Simon has made some changes from his original proposal: reducing the contract length, and agreeing to have the city take a greater split of revenues if the course makes money. The city, though, would be responsible for all losses.
But, Anthony Griffin says...not so fast. The Grovetown businessman has another proposal for "The Patch". He also wants to partner with the city to create a state-of-the-art practice and golf facility at the course. Yes, he still wants $2 million in city money, but he says he will put up $5 million of company money into the golf course.
"If they give us a letter of intent, and give us the $2 million and go ahead and move forward with ours, we'll sit down with our bankers and financial people.
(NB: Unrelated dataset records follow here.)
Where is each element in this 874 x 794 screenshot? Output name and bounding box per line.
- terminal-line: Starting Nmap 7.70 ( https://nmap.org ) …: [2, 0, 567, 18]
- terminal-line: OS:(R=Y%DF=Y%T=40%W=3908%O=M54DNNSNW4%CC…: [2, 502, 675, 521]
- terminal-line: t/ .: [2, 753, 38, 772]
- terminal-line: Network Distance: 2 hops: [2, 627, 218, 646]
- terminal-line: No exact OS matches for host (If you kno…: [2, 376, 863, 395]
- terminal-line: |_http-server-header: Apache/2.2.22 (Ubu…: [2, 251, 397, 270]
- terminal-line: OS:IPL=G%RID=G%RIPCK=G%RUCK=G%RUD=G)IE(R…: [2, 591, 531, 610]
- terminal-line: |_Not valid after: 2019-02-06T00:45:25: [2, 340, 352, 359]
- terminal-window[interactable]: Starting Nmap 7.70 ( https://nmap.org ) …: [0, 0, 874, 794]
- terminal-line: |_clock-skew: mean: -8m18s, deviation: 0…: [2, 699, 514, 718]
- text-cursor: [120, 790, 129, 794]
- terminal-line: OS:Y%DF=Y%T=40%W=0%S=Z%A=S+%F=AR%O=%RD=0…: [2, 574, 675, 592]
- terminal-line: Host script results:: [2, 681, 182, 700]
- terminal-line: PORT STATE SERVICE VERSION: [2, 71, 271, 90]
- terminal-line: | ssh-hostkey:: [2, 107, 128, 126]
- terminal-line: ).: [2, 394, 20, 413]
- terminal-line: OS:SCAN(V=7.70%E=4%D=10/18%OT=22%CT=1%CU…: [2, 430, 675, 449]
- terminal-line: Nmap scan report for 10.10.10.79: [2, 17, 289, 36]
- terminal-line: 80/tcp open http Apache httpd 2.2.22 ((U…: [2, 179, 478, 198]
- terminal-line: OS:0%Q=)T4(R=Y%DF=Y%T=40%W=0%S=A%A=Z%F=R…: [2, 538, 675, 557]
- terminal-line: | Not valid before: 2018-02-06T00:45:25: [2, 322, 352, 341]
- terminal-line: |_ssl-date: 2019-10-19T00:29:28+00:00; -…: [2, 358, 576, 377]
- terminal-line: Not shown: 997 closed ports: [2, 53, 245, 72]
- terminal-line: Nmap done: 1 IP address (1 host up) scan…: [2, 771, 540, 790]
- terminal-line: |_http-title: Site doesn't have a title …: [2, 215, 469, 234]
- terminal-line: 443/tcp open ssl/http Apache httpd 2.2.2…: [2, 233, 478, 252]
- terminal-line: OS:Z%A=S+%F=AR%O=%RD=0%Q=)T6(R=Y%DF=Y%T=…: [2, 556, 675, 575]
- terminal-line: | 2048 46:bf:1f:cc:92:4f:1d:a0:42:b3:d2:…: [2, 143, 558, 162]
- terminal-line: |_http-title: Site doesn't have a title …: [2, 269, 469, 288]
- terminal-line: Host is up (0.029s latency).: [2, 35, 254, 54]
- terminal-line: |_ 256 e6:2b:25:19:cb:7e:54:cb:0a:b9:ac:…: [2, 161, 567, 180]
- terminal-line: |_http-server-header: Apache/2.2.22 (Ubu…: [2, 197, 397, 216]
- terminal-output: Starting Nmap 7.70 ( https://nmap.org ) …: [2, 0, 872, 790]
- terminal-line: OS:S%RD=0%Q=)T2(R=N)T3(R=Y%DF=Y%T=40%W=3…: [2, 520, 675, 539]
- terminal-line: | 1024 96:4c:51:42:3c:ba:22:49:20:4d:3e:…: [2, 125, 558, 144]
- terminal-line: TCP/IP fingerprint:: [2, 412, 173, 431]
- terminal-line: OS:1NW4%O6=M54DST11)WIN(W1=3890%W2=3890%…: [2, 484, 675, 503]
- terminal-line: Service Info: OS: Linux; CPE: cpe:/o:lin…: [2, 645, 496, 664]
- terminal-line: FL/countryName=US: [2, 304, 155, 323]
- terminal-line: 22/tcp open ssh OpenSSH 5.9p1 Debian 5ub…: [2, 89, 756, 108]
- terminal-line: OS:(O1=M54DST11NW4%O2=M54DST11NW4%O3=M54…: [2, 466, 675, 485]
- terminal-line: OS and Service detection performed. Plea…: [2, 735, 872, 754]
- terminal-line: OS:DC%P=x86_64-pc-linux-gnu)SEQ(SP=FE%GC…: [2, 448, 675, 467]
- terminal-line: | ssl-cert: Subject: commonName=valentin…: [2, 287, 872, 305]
Let's move, we are ready to start...the sooner the better," said Griffin, whose plans include a double decker lighted driving range, a fitness center, and having a restaurant and a coffee shop at the course.
But, Commissioner Grady Smith says these two proposals require millions of city money, which is something he doesn't want to pay for at "The Patch".
"Let's make everybody earn what they do, not these big giveaways at government expense," says Smith.
Smith says, unlike First Tee or Griffin's proposals, he's been contracted by two local groups willing to lease the course and put up their own money.
"A group of people who have substantial money and know the folks who have it, who want to come in and do something back for Augusta, because Augusta and the CSRA have been great to them," Smith says.
But, these are 11th hour proposals with the Commission scheduled to vote on the First Tee proposal at the August 6th meeting.
Commissioners seem divided on what course to take at "The Patch", with the options being partner with First Tee, or going back out for other proposals, or to keep the operation in-house as part of the Augusta Recreation, Parks, and Facilities Department.